Harpers apparently retaliated at Susan Wallace's objections over the binding. In the next two binding states (all 1st editions), the text was bound in drab, brown mesh cloth (seen occasionally today as a faded gray) over beveled boards [Binding State 2] and brown pebbled cloth over beveled boards [Binding State 3]. In my personal collection, I have two other binding states with the short dedication, which I will describe later.

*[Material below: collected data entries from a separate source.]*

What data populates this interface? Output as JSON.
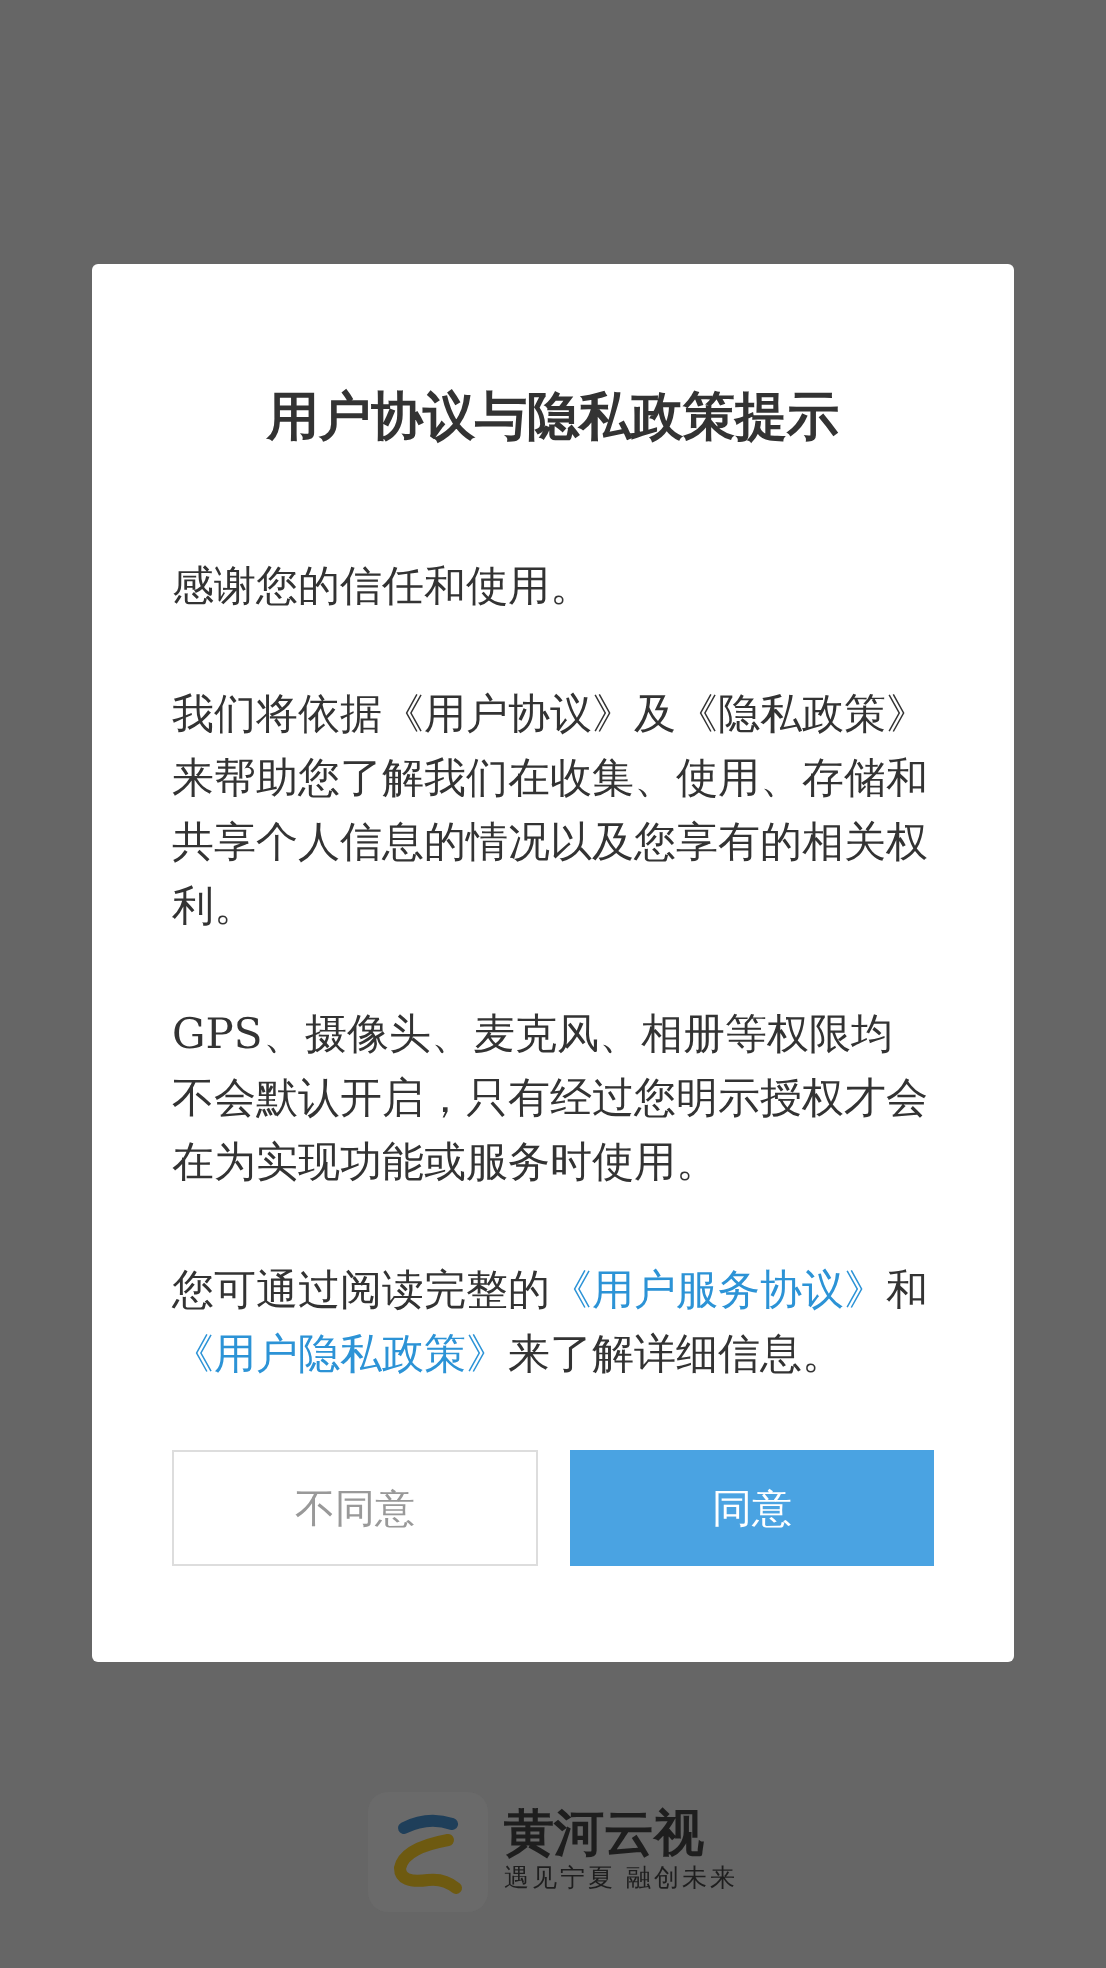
{
  "splash": {
    "app_name": "黄河云视",
    "slogan": "遇见宁夏 融创未来"
  },
  "dialog": {
    "title": "用户协议与隐私政策提示",
    "paragraphs": [
      [
        {
          "kind": "text",
          "text": "感谢您的信任和使用。"
        }
      ],
      [
        {
          "kind": "text",
          "text": "我们将依据《用户协议》及《隐私政策》来帮助您了解我们在收集、使用、存储和共享个人信息的情况以及您享有的相关权利。"
        }
      ],
      [
        {
          "kind": "text",
          "text": "GPS、摄像头、麦克风、相册等权限均不会默认开启，只有经过您明示授权才会在为实现功能或服务时使用。"
        }
      ],
      [
        {
          "kind": "text",
          "text": "您可通过阅读完整的"
        },
        {
          "kind": "link",
          "text": "《用户服务协议》"
        },
        {
          "kind": "text",
          "text": "和"
        },
        {
          "kind": "link",
          "text": "《用户隐私政策》"
        },
        {
          "kind": "text",
          "text": "来了解详细信息。"
        }
      ]
    ],
    "buttons": [
      {
        "label": "不同意",
        "kind": "secondary"
      },
      {
        "label": "同意",
        "kind": "primary"
      }
    ]
  }
}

More confusion is caused by the dedication, which in the first printings appears as "To the Wife of My Youth". This dedication appears in the first printing run of about 5,000 copies, all either in the 1st edition, 1st state binding or in two alternate bindings. In an 1887 printing of Ben-Hur at the Rare Books Department of the Cincinnati Public Library, Lew Wallace wrote to Alexander Hill: "My Dear Friend Hill--When Ben-Hur was finished, I told my wife it was to be dedicated to her, and that she must furnish the inscription. She wrote "To the Wife of My Youth" / The book became popular; then I began to receive letters of sympathy and enquiries as to when and of what poor Mrs. Wallace died. I laughed at first, but the condolences multiplied until finally I told the good woman that having got me into the trouble she must now get me out, which she did by adding the words--"Who still abides with me." / The device was perfect." Wallace apparently also received many marriage proposals from some frisky women.

So, despite what many dealers call a first edition of Ben-Hur, only one TRUE first edition exists. Beware of sellers who simply refer to Ahearn's guide to rare books or those who mistakenly identify the 1887 printing as a first edition.